Men underestimate the female body so much that the Achaeans and Trojans went to war over it. Men have sex seeking built into their biology. That 99% of them should want to have sex with a female, with all her attendant biology, should completely undermine that a female body is underestimated by anyone, except perhaps the occasional post-modern who is confused about what a woman even is.
I’m therefore sympathetic to the antagonistic role the article assumes towards transgenderism. But sweeping past inane comments like “the p***s is basically just a large c******s” is just asking for someone to write an attendant book about the miracles of the p***s. The world doesn’t need to read about this crap, it just needs to allow the sexes to get married and experience more of this discovery first hand.
“the p***s is basically just a large c******s”
What’s scary is that this sentence is coming from the mouth of a medic (a doctor ?).
Paraphrasing this illuminating turn of phrase, maybe we can say that, in the medic’s case, “the mouth is basically just a large a**h**e”. It seems fitting.
Because any reference to ‘just biology’ seems to get shouted down by the Borg nowadays the inclusion of the final chapter is probably an attempt at diminishing attacks. My guess is that those who are willing to be outraged will not be diverted.
Not underappreciated by me. Just sayin’.
There are wars, famines, and unspeakable tragedies and horrors in this world, but your genitals are misunderstood. How exactly does this advance the goals of women to be taken seriously?

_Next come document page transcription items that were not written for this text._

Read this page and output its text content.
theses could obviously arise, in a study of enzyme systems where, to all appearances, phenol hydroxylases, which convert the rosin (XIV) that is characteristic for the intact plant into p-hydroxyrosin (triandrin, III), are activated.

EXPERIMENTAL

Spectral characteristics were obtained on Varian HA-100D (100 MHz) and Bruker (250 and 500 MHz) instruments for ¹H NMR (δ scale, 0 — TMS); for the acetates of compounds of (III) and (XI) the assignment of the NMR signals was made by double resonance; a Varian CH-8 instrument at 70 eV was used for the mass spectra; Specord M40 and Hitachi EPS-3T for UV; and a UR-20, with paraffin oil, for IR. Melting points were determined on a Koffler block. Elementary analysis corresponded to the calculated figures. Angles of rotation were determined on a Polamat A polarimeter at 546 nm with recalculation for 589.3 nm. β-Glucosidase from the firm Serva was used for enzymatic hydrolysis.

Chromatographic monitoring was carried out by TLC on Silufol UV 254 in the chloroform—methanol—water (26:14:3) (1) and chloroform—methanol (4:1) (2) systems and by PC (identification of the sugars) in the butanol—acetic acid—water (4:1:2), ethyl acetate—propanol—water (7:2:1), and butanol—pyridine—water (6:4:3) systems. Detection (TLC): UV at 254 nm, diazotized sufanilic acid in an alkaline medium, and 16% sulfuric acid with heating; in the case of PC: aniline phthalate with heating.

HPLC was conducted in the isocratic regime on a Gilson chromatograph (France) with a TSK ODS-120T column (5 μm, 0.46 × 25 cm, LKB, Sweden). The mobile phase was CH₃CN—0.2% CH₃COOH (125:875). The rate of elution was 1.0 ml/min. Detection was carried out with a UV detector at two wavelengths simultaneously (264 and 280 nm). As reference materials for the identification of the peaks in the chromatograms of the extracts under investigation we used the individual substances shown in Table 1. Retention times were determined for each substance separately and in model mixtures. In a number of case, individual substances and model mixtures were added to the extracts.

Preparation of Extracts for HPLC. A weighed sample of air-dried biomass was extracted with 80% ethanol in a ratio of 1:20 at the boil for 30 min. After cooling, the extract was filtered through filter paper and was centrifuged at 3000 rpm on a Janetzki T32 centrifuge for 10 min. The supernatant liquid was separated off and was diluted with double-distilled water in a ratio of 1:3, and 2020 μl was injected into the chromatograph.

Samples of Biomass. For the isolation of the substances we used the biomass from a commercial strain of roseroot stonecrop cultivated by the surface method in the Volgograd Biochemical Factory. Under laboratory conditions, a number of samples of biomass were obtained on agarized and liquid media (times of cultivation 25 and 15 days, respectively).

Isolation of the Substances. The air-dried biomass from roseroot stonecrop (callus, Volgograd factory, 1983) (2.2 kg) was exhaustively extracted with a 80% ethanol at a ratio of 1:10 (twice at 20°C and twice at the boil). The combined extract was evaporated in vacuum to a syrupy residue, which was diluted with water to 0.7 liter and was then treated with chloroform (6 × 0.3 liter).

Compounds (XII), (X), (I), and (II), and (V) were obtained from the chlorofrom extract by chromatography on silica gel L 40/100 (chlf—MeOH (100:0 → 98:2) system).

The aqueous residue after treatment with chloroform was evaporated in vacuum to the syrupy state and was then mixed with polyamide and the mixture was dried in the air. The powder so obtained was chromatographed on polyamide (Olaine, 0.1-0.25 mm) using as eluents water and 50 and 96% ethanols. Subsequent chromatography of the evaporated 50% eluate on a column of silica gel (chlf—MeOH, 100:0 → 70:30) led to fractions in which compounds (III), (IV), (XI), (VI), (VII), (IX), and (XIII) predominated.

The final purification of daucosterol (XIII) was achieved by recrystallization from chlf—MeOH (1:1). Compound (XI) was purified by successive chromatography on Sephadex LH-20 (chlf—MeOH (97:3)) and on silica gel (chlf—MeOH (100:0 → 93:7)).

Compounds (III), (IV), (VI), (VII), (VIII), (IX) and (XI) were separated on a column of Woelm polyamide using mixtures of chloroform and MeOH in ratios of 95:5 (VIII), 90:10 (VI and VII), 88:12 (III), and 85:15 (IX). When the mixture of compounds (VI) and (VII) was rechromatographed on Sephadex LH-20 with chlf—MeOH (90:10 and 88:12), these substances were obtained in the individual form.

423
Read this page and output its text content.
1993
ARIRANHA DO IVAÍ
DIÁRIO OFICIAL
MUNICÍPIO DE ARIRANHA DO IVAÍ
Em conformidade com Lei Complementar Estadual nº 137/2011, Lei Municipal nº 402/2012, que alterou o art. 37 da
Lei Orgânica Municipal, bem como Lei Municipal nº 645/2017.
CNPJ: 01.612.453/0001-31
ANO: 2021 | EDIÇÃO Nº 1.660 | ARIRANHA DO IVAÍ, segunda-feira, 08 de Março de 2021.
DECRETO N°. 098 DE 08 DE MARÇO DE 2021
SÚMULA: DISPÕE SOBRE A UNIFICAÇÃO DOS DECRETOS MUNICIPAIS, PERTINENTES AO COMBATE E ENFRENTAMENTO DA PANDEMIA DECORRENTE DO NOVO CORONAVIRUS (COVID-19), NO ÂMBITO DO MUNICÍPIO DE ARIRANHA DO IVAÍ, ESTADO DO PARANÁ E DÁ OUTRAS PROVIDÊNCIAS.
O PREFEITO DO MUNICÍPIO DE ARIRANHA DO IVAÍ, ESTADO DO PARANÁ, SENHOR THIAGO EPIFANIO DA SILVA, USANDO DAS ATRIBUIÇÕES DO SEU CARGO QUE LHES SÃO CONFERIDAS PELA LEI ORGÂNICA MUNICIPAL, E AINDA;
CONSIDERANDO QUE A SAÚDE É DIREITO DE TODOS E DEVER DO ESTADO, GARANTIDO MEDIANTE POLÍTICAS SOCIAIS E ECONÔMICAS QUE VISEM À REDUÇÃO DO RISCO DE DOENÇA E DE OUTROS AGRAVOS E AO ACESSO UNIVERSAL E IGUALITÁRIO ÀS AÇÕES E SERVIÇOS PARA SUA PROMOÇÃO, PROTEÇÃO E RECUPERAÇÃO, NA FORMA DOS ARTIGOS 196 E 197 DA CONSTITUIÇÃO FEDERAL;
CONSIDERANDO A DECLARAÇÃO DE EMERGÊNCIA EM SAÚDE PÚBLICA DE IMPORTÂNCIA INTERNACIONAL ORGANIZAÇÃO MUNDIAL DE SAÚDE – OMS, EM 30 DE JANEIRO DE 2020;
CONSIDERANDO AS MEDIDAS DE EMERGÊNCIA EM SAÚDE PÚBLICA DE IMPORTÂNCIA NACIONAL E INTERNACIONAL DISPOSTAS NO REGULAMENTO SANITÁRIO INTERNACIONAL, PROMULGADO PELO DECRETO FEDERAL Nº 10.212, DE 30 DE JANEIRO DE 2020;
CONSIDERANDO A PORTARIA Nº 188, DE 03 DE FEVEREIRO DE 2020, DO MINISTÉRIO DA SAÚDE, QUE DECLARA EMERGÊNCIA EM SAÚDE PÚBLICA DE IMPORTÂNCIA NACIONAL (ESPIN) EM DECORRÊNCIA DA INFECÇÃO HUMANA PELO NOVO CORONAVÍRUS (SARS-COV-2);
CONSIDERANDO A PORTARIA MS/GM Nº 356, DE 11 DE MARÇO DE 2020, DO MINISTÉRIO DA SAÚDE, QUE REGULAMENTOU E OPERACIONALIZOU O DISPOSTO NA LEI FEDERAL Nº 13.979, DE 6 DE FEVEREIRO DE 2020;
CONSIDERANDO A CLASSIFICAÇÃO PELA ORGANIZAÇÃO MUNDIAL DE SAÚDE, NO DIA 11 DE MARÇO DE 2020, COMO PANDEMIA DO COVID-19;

What a weird title for a post. All my favourite women have one.
Underestimated? Perhaps. But how about undervalued? Whose bodies are entirely expendable for the sake of whose bodies? Whose bodies are worshiped, revered, protected, idolized, coddled, and whose bodies are ground into the earth on a daily basis? Whose bodies are regularly and legally mutilated at birth and whose aren’t? Whose bodies last longer?
Sorry, Ellen. While your primary point is spot on, your intro, “Deep cultural biases predispose us to believe that while males are agents, females are more of an inert receptacle. We see being female almost as an absence of maleness…” is living life in the past. Modern society attempts to feminize school age boys because biologically female behavior is “good” whereas male traits are “bad”. We should celebrate female and male forms equally in all their glory.
Toxic femininity – misandry. The defining ethos of the 21st Century.
“The vagina: underappreciated and misunderstood”
Really? By whom? Certainly not by this one time girlfriend. I remember her opinion very clearly…
“I look at it as… I have an ATM between my legs and I’m just using it. All I’ve got to do is put my card in and boom, money comes right out. It’s like pu55y is just this treasure that women are born with and I know how to use it.”
Why do so many people identify with their reproductive bits and secondary sexual characteristics? Surely the mind and the ego are almost everything significant in an individual. Don’t most people straightforwardly opine, “I think…”? Do they really have a conscious subtext about “I, as a woman, think.” or “I, as a man…”, or even (these days) “I, as a (identity of choice), believe/feel/think…”? Surely what I, a sovereign individual, a unique soul, think/want/feel/etc needs no qualifiers. It just is what it is. Self-consciousness is almost always weakening. As for those who would discount the opinions of the differently endowed on that basis, they are unintelligent and a waste of time. After all, honi soit qui mal y pense! And is having V-Pride necessary to empower a woman? I suspect that the sort of people who succumb to that first-world sentiment, reveal how little (sweet fannie-annie actually) they know about power.
Perhaps the last chapter should be by itself. From the description it is quite clear that turning male parts inside out doesn’t really create the female part but just a fraction of that subject part. And the ability of the vagina to adapt so readily with it’s myriad of folds seems quite a bit of remarkable biology. The Amazon reviews are quite good so I shall add to my list. Given the Amazon takes, the review here seems a bit short sighted.